51 “On the dreamers’ part, the conviction that the dreams had a meaning is equally in character: it was common belief in Egypt that they were predictive, and a body of writings grew up on the art of interpreting them.” Derek Kidner, Genesis: An Introduction and Commentary (Chicago: Inter-Varsity Press, 1967), p. 193.
Then the word of the LORD came to me saying, “Can I not, O house of Israel, deal with you as this potter does?” declares the LORD. “Behold, like the clay in the potter’s hand, so are you in My hand, O house of Israel. At one moment I might speak concerning a nation or concerning a kingdom to uproot, to pull down, or to destroy it, if that nation against which I have spoken turns from its evil, I will relent concerning the calamity I planned to bring on it” (Jeremiah 18:5-8).
This is why Jonah dreaded preaching a message of condemnation to the people of Ninevah (cf. Jonah 3:5-4:3). He knew that God was gracious and not willing that men should perish. In the same way, I believe, the prediction of the death of the baker was intended to bring him to repentance.
53 In his classic work Knowing God, J. I. Packer devotes an entire chapter to the matter of suffering and the error of those who insist that the Christian need not experience it. I will cite several excerpts from this chapter, hoping you will read the entire book:
“A certain type of ministry of the gospel is cruel. It does not mean to be but it is. . . .
“What kind of ministry is this? The first thing to say is that, sad as it may seem, it is an evangelical ministry. Its basis is acceptance of the Bible as God’s Word and its promises as God’s assurances. Its regular themes are justification by faith through the cross, new birth through the Spirit, and new life in the power of Christ’s resurrection. . . .
“The type of ministry that is here in mind starts by stressing, in an evangelistic context, the difference that becoming a Christian will make.

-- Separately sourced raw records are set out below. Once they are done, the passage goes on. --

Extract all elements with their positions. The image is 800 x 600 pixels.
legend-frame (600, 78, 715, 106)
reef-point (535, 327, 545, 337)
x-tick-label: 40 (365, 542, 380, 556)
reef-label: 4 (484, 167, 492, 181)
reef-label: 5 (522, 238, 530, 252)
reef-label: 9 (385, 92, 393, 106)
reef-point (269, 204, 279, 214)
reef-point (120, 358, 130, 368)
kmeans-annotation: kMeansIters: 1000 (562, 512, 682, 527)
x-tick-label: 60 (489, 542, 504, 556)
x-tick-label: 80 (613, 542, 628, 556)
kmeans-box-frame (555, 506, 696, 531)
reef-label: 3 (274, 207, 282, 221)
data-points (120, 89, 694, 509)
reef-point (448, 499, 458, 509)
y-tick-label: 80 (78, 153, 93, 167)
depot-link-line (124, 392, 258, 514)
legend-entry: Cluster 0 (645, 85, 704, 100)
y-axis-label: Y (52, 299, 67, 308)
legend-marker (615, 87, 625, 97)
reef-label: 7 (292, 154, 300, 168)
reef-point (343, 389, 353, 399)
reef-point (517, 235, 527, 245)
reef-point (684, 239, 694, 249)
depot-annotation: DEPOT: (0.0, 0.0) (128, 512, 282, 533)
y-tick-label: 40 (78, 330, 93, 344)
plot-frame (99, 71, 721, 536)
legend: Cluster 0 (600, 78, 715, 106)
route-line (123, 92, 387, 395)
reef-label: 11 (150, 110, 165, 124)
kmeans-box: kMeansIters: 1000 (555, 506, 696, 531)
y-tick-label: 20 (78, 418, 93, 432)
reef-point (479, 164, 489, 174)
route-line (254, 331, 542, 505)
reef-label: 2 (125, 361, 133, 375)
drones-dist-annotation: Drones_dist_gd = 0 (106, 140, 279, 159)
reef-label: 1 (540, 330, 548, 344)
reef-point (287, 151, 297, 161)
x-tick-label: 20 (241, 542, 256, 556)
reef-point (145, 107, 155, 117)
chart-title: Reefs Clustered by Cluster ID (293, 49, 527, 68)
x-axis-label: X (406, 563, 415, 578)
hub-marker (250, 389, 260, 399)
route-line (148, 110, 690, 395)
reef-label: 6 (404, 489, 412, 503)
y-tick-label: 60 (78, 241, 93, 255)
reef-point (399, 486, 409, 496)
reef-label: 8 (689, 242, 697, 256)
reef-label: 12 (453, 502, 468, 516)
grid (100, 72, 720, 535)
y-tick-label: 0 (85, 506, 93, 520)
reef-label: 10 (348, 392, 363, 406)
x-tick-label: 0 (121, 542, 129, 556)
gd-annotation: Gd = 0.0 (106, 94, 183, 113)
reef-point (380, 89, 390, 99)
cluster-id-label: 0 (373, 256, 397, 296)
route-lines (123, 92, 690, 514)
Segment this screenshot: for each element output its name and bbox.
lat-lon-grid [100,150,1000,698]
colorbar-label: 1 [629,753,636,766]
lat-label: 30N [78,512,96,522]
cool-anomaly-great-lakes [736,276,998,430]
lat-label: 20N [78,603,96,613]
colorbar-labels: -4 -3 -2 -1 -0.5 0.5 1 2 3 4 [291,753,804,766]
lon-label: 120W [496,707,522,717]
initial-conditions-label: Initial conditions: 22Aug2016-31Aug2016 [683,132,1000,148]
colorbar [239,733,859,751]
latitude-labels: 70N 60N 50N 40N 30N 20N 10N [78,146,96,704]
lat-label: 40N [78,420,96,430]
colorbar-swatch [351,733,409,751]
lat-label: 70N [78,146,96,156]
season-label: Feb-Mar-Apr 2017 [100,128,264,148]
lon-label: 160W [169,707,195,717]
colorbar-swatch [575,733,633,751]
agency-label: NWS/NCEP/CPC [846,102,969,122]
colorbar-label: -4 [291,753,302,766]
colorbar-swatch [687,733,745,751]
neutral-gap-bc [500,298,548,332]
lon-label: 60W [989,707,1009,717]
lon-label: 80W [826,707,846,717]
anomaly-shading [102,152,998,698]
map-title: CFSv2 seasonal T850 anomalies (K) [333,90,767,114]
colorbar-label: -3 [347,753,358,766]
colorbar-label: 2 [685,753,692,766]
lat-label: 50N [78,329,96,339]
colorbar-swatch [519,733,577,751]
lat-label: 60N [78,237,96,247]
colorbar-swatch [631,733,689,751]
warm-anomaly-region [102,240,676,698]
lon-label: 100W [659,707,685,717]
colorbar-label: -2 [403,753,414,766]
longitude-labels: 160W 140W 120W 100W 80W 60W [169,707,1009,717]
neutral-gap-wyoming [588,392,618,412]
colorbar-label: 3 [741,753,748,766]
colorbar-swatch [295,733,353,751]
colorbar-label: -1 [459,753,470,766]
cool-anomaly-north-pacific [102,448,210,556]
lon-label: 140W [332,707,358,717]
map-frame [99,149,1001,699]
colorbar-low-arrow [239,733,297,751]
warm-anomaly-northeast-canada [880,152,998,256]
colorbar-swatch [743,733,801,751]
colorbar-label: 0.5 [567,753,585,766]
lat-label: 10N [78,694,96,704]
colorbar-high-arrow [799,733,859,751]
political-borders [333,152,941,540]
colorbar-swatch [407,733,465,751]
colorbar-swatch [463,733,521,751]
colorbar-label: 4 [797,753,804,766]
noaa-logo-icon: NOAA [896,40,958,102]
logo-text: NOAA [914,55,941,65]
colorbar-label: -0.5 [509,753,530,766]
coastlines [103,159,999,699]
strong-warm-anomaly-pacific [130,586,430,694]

Not only will it bring a man forgiveness of sins, peace of conscience, and fellowship with God as his Father; it will also mean that, through the power of the indwelling Spirit, he will be able to overcome the sins that previously mastered him, and the light and leading that God will give him will enable him to find a way through problems of guidance, self-fulfillment, personal relations, heart’s desire, and such like, which had hitherto defeated him completely. How, put like that, in general terms, these great assurances are scriptural and true--praise God, they are! But it is possible so to stress them, and so to play down the rougher side of the Christian life--the daily chastening, the endless war with sin and Satan, the periodic walk in darkness--as to give the impression that normal Christian living is a perfect bed of roses, a state of affairs in which everything in the garden is lovely all the time, and problems no longer exist--or, if they come, they have only to be taken to the throne of grace, and they will melt away at once.” J. I. Packer, Knowing God (Downers Grove: Inter Varsity Press, 1973), pp. 221-222.
54 Joe Bayly has an excellent discussion on the detrimental effect of presumptuously praying the prayer of faith for healing in the case of the terminally ill in the chapter entitled “Prayer and Terminal Illness.” Joseph Bayly, The Last Thing We Talk About (Elgin, Illinois: David C. Cook Publishing Co., 1973), pp. 80-88.